Give authors type-safe access and legible errors. The content’s shape should be visible to the tools authors already use, through autocompletion and inline validation, and a failure should name which field in which item is wrong and why, so the feedback teaches rather than merely blocks.

Model relationships explicitly. Where one item refers to another, e.g. a pattern to its siblings or a dataset to its authors, express that as a typed reference between collections rather than as a loose string, so the link can be validated and followed rather than silently rotting.

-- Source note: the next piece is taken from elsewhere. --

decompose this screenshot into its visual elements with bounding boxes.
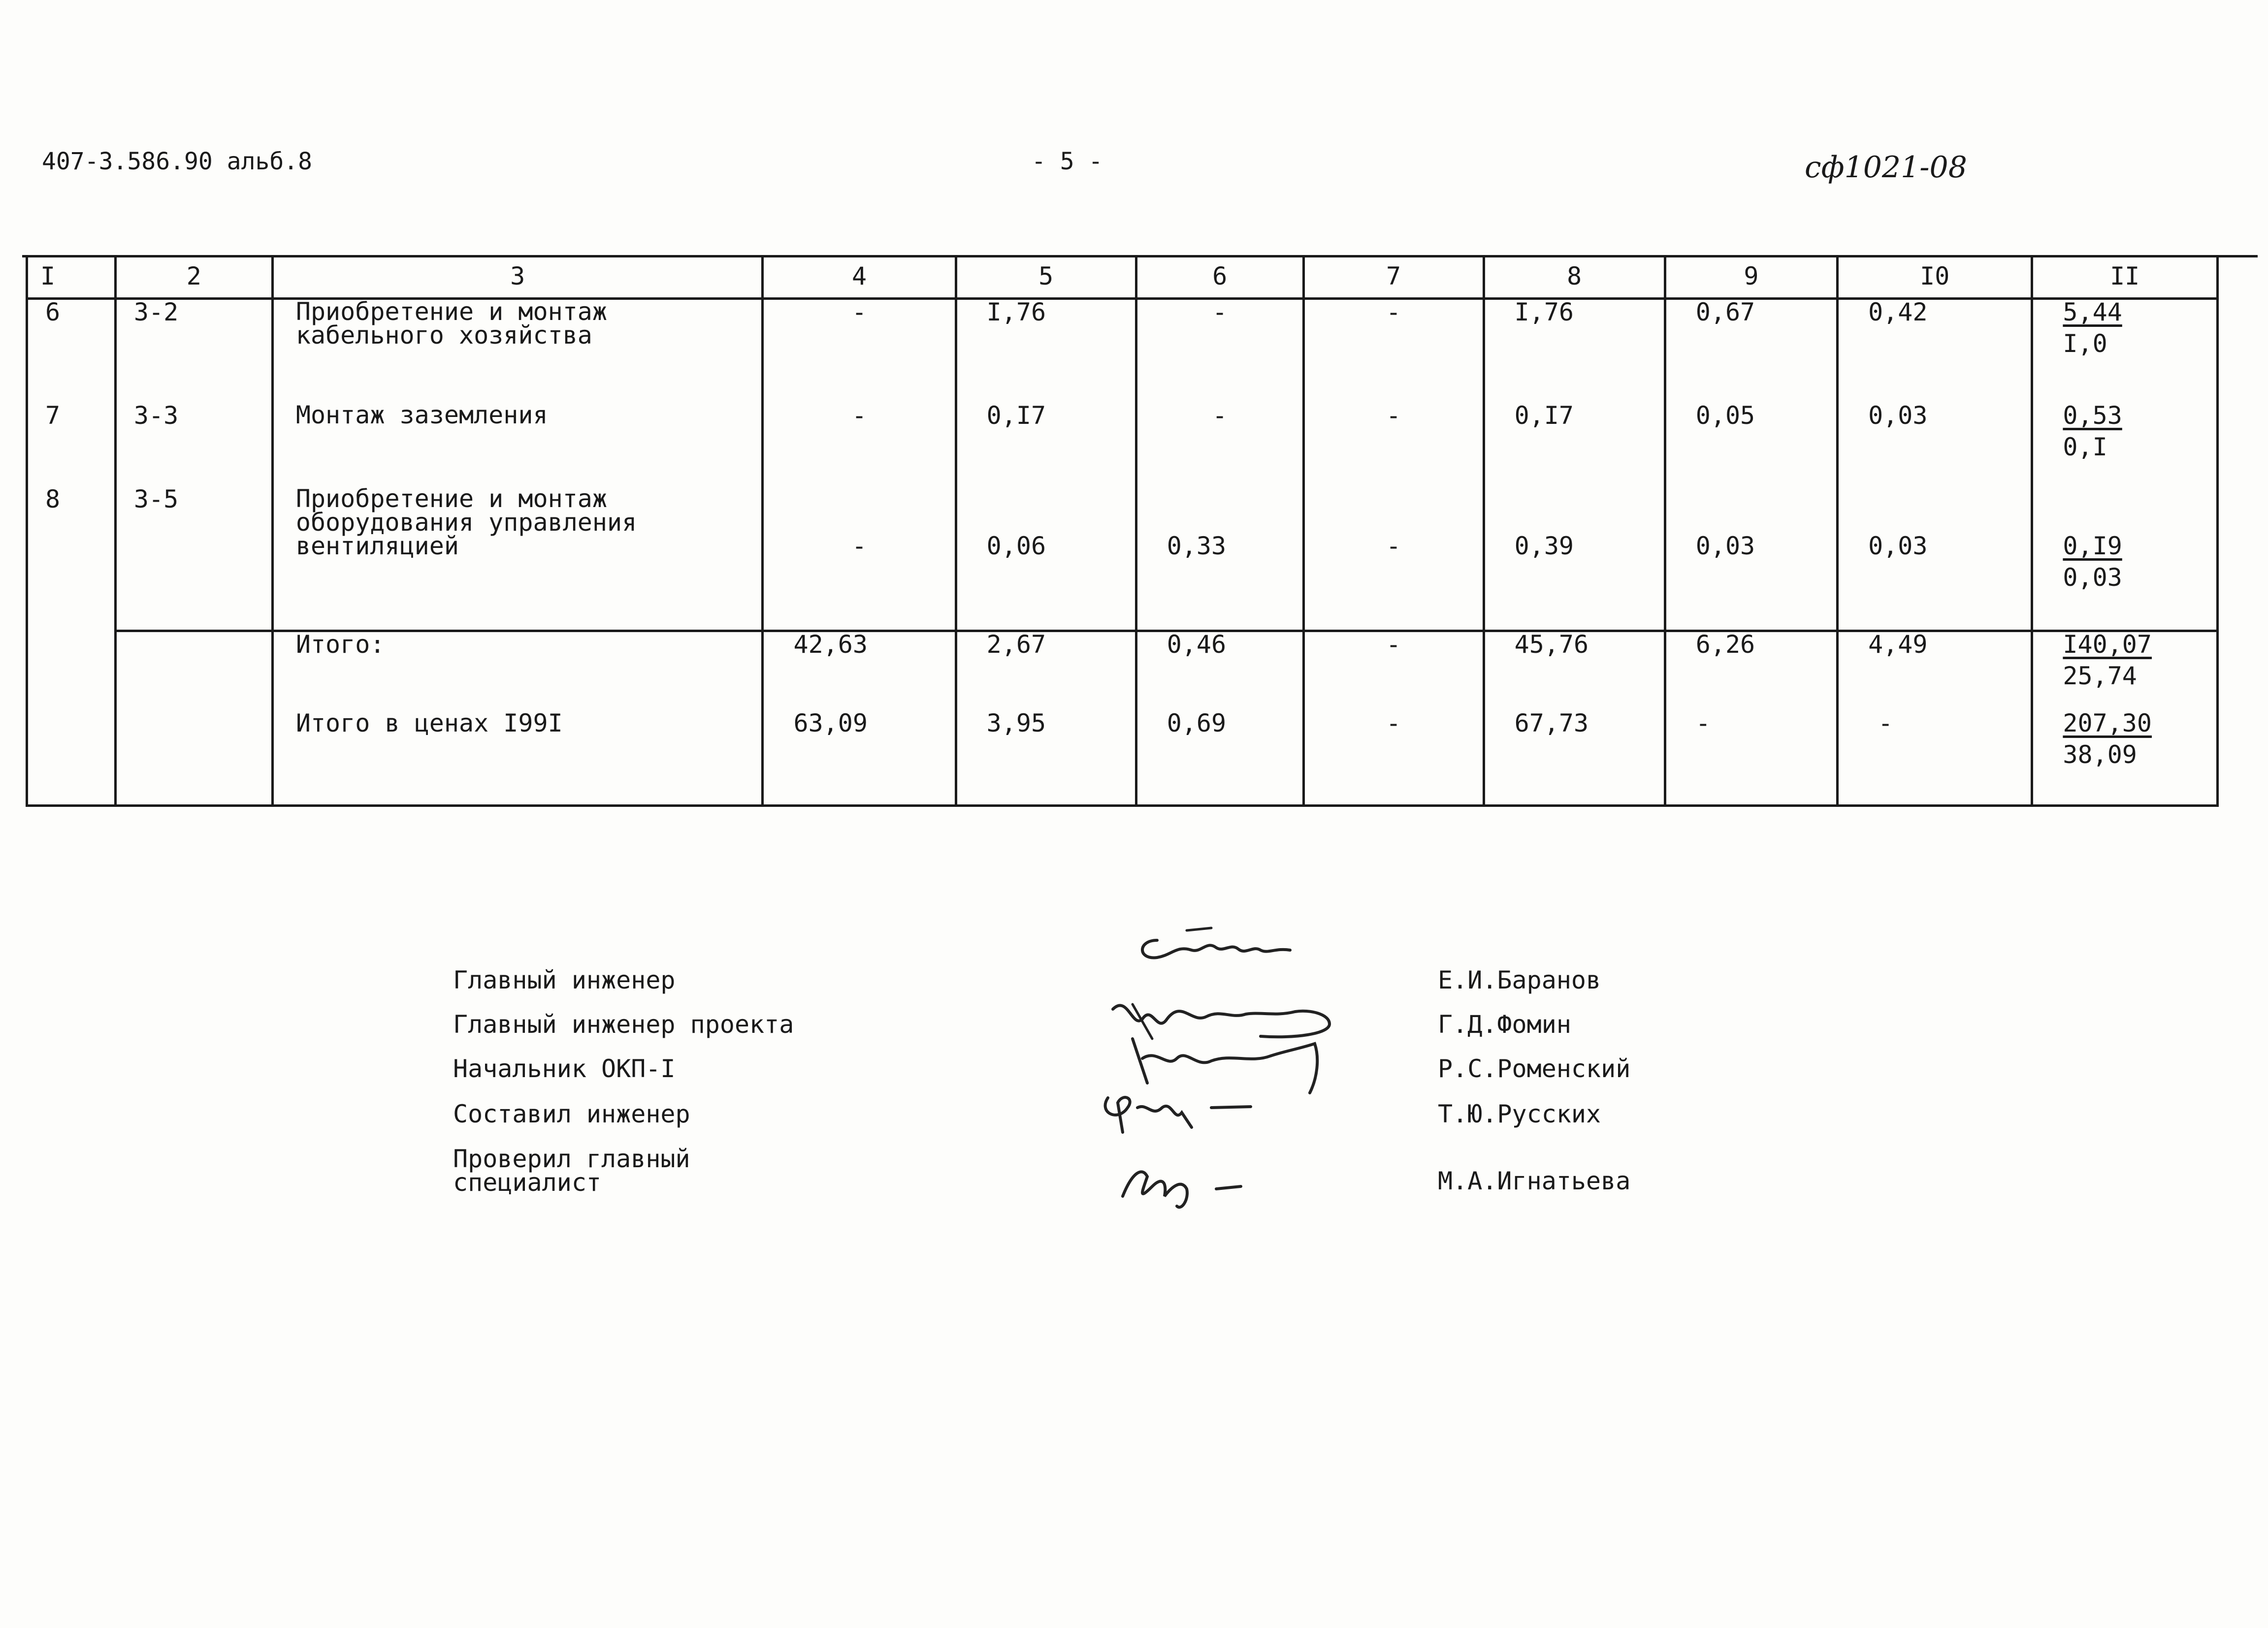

Emit machine-readable structure for the consumers that need it. Where discovery or interchange matters, project the content into a recognised vocabulary, e.g. schema.org expressed as JSON-LD, so that search services, aggregators, and archives read it reliably. This reinforces FAIR findability as well as reuse.

Treat the schema as a versioned specification. Change it through review, and migrate existing content when it changes, so the contract between authors and consumers stays honest rather than drifting. Validate every item against the current schema as part of producing the site, which the sibling process pattern on build-time validation puts into effect.

One content source, validated once against an explicit schema, feeds many peer consumers; the rendered page is just one of them.

Implementations

Astro’s content collections are an exemplar static-site implementation. A collection declares its schema as a Zod object, every item is validated at build, and templates receive typed content with editor autocompletion. The Content Layer adds typed references between collections and loading from files or external sources, so one collection can drive a detail page, a listing, an RSS feed, a search index, and a JSON-LD block for crawlers: the same content, validated once, feeding many peer consumers. Astro is worth singling out because it makes the right design the path of least resistance, which is what a good tool does for a good pattern rather than the other way around. See the content collections reference for the current API.

The RSE-CEP pattern site is this pattern running live: each pattern is a typed content collection whose frontmatter is defined by a schema, validated at build, with typed references between related patterns. It is one click away from a working modern implementation you can inspect rather than take on trust.

The shape is not web-specific. RO-Crate applies the same idea to research-data packaging, i.e. schema-validated metadata as JSON-LD, held apart from an optional human-readable rendering. RO-Crate is already used in Australian research infrastructure such as the Language Data Commons of Australia.

References

Standards

JSON Schema: the general approach to validating structured documents across ecosystems.
schema.org: the common vocabulary for machine-readable structured content, typically expressed as JSON-LD for discovery.

Libraries

Zod: the TypeScript-first schema and validation library used by Astro content collections.

Other resources

The schema.org vocabulary is a common target for machine-readable structured content. Zod, a TypeScript-first schema and validation library, is the validation layer used by Astro content collections.

Acknowledgments

This pattern responds to concerns raised by participants in the HASS and Indigenous RDC Community Data Lab co-design workshop, in particular that software development too often prioritises features over long-term access to well-described data, leaving outputs unsustainable. It draws on the structured-metadata work of the RO-Crate and schema.org communities, whose conventions it points to rather than reinvents.